ISLAMABAD - A 6.2 magnitude earthquake hit southeastern parts of Afghanistan which rocked a large part of Pakistan on Wednesday afternoon. No casualty was reported but a media report said that some walls of mud-houses collapsed in Khyber Pakhtunkhwa.
The Pakistan Meteorological Department measured the quake at 6.2-magnitude. The jolts were felt in Islamabad, Rawalpindi, Lahore, Faisalabad, Mandi Bahauddin, Peshawar, Swat, Parachanar, Muzafarabad, Mirpur and many other towns and villages.
The epicenter of the quake was some 71 miles from Afghan capital Kabul.
In Pakistan, buildings shook for more than 40 seconds and, in many areas, frightened people ran into the streets.
US Geological Survey confirmed that the epicenter of the quake was at eastern Afghanistan near Pakistani border.
At least 33 people were killed and dozens injured when the earthquake struck eastern Afghanistan, officials said.
Six people, including some children, died in Nangarhar province, and 75 people were injured, said provincial spokesman Ahmad Zia Abdulzai. One person was killed and one injured in neighbouring Kunar province and many homes were destroyed, said local government spokesman Wasefullah Wasef. The US Geological Survey said that strong tremors felt in Afghanistan capital Kabul and Islamabad in neighbouring Pakistan.
The quake struck at a depth of 65 kilometres, 25 kilometres northwest of Jalalabad, the main town in eastern Afghanistan close to the Pakistani border, the USGS said.
Afghanistan is frequently hit by earthquakes, especially in the Hindu Kush mountain range, which lies near the juncture of the Eurasian and Indian tectonic plates. In June 2012, two quakes in the area triggered landslides that killed at least 75 villagers. Wednesday’s tremors came a week after a powerful 7.8-magnitude earthquake in Iran affected thousands of people in remote southeastern Pakistan and killed 41 people.

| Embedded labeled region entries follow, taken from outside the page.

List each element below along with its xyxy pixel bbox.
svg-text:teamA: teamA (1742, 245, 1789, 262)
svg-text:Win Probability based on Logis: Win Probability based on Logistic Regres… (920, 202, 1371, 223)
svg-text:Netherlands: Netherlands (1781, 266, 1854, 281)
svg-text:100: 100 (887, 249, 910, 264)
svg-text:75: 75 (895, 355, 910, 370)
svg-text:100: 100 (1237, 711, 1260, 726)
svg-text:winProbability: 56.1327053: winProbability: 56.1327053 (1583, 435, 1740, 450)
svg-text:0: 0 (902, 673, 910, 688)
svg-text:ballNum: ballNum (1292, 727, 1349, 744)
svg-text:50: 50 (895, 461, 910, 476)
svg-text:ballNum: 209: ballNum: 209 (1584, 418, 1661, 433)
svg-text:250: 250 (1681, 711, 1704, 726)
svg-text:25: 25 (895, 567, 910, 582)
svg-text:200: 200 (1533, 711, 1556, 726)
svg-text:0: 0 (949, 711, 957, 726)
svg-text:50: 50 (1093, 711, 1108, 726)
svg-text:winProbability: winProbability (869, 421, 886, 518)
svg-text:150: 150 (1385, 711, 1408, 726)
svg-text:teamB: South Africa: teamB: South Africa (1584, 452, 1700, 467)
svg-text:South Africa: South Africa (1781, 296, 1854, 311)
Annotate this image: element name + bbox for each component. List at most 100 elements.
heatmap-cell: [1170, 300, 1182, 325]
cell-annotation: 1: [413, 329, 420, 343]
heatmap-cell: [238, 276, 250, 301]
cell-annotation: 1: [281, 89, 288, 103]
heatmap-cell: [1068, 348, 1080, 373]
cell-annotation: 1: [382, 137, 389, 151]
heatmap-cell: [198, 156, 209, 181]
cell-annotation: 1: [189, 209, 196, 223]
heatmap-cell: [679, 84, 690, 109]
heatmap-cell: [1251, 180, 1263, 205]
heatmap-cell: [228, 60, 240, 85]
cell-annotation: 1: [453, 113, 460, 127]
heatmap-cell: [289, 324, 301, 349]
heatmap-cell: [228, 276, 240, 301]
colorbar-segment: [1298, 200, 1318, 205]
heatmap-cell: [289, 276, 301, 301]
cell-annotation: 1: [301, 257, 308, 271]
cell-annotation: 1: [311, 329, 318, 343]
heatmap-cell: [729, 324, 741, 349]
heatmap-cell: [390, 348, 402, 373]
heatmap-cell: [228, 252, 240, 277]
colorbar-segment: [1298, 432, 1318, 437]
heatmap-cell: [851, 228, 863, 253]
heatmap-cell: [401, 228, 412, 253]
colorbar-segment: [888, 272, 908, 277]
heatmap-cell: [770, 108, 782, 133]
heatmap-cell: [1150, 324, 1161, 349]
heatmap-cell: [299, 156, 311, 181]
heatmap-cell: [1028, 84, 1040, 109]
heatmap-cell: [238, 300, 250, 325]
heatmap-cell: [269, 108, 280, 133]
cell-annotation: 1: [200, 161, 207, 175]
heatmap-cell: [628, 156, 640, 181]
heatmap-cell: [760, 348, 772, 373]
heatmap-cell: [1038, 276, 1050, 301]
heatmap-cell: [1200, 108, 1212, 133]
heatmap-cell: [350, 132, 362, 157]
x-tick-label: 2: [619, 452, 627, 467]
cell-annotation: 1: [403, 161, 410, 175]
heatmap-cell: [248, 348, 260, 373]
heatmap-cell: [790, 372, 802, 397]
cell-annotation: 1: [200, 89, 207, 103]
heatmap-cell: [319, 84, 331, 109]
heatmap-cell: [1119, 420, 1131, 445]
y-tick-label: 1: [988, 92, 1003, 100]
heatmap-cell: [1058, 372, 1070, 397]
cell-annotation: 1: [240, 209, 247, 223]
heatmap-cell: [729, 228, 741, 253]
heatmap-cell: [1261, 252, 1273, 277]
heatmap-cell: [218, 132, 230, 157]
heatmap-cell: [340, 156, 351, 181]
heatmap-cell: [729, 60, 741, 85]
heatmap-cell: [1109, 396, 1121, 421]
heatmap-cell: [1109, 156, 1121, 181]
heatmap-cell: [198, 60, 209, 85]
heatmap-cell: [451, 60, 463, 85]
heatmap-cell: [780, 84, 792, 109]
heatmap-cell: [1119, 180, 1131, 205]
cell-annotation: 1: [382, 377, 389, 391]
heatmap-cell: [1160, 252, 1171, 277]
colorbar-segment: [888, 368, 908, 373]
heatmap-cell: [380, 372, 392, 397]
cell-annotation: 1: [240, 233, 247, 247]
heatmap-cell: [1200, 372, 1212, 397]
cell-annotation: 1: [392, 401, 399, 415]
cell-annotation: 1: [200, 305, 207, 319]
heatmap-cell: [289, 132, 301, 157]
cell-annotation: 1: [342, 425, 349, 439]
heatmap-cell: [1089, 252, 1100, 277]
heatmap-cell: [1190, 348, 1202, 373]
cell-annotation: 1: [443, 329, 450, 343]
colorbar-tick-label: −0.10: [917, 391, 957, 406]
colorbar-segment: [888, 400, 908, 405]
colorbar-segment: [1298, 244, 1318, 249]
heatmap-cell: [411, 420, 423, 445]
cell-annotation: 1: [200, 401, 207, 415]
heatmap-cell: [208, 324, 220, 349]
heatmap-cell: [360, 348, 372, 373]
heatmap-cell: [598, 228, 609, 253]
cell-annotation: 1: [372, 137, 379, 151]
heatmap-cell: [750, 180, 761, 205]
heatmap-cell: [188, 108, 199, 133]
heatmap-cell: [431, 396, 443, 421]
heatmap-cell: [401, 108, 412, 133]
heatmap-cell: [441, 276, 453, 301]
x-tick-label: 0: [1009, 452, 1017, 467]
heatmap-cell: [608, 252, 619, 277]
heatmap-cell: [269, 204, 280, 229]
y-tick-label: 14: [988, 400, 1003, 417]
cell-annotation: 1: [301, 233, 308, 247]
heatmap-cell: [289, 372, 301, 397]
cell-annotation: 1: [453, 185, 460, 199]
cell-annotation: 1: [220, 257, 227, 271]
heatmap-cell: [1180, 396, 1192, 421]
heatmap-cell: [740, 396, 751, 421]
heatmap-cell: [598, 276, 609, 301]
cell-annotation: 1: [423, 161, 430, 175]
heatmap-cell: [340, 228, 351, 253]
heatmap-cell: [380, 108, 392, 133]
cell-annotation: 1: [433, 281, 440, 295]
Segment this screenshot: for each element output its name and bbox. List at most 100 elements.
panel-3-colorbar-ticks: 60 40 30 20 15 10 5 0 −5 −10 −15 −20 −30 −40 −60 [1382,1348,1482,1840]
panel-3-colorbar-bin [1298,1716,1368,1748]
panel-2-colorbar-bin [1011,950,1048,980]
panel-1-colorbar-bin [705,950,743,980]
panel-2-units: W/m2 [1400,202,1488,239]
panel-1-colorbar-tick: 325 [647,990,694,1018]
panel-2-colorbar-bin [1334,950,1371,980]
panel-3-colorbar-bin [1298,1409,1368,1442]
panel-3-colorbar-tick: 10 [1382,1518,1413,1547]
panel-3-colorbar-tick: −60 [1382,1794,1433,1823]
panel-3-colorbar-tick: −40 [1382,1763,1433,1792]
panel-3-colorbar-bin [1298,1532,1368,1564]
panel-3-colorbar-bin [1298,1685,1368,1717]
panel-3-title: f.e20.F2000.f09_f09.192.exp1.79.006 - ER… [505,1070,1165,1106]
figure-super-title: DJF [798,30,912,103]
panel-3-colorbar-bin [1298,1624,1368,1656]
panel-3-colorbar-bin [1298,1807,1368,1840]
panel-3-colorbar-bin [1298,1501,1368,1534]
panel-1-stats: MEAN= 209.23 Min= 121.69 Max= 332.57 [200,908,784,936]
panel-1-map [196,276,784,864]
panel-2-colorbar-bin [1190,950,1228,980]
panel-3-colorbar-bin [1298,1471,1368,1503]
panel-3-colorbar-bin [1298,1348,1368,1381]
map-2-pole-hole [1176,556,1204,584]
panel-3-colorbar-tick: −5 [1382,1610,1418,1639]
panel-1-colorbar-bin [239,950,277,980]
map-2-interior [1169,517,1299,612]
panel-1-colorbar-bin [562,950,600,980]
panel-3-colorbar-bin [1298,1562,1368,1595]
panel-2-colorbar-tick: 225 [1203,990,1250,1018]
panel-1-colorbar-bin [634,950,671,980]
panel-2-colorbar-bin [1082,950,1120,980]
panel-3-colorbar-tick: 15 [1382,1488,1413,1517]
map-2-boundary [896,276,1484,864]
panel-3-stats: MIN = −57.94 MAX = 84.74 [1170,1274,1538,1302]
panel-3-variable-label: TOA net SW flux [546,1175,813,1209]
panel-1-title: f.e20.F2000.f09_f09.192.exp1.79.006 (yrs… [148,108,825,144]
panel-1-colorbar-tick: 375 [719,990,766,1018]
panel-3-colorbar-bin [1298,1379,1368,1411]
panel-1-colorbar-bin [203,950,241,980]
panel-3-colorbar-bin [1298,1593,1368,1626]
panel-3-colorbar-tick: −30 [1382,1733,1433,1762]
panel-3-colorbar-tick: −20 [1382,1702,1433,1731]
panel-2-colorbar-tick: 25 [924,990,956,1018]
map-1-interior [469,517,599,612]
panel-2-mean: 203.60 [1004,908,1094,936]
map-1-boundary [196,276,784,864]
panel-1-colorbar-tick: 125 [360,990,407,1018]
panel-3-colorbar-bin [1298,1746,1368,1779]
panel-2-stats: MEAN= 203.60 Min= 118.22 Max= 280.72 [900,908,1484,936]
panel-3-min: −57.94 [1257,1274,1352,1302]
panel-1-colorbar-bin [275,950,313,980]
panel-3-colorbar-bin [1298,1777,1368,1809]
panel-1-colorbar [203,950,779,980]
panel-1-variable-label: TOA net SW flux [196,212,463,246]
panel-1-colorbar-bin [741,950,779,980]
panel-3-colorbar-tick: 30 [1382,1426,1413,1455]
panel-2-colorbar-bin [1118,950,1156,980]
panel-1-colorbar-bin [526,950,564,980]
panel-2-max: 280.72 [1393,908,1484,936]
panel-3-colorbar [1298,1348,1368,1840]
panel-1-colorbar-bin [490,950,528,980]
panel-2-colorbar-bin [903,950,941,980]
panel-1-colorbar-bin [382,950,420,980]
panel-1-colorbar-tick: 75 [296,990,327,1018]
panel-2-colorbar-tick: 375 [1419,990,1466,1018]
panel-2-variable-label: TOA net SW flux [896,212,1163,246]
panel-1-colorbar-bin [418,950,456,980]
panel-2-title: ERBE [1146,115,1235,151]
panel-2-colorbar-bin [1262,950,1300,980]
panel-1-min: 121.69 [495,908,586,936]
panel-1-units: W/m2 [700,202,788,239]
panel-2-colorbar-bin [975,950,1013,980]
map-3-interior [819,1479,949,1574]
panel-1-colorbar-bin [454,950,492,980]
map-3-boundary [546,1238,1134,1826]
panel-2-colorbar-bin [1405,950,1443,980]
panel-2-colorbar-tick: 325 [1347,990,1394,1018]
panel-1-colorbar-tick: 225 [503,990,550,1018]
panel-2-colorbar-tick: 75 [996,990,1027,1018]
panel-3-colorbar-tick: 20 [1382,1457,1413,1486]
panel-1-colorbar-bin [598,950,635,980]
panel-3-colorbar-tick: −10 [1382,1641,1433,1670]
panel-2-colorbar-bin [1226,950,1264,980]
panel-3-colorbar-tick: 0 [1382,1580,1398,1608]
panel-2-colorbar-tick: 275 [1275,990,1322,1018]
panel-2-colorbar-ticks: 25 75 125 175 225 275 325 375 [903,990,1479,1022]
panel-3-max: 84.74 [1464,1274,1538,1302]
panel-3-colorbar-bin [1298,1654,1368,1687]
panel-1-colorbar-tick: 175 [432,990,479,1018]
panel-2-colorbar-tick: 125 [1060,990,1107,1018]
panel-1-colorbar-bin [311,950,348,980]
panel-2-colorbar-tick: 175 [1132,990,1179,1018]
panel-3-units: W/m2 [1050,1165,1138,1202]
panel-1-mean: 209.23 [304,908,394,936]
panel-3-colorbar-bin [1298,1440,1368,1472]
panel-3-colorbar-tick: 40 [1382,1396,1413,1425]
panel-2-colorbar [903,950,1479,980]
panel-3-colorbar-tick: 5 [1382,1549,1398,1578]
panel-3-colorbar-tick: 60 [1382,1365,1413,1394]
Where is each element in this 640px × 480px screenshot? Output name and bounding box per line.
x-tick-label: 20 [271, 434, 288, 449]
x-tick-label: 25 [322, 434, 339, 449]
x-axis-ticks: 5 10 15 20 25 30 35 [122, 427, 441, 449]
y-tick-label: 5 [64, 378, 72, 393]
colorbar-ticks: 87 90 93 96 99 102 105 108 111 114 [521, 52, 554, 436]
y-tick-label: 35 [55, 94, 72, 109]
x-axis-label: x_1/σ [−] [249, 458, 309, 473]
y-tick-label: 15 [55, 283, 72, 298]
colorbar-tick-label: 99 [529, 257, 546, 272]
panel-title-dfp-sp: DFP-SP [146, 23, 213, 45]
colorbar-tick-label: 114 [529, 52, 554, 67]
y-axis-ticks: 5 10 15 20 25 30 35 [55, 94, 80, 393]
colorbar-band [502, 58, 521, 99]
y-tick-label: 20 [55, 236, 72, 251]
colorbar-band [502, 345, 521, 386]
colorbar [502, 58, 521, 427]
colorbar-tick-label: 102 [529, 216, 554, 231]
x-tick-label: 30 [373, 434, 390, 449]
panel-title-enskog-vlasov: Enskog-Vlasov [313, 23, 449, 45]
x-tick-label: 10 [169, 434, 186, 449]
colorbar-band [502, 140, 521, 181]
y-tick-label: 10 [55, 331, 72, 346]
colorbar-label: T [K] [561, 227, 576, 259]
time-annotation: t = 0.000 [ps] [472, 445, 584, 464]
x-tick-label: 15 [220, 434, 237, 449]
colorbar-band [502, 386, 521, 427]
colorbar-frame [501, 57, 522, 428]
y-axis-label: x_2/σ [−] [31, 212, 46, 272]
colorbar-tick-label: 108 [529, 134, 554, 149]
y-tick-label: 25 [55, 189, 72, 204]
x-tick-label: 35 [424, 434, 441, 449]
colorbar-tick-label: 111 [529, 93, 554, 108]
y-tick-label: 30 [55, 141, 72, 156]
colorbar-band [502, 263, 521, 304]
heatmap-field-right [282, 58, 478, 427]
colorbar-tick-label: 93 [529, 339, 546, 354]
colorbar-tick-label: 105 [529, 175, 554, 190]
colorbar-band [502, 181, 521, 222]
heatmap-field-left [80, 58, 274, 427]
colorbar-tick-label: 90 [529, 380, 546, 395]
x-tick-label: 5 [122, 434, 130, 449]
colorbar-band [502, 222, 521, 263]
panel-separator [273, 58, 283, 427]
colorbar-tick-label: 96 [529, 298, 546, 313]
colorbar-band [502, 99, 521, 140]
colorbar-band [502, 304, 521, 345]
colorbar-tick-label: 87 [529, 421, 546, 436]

Pakistan was hit by a 7.6-magnitude earthquake on October 8, 2005, that killed more than 73,000 people and left about 3.5 million homeless, mainly in Pakistan-controlled Kashmir and parts of Khyber Pakhtunkhwa. The quake was felt as far away as the Indian capital of New Delhi. Buildings swayed in New Delhi and people ran into the street in the disputed northern region of Kashmir.
Last week, a 6.6 magnitude earthquake killed nearly 200 people in southwest China.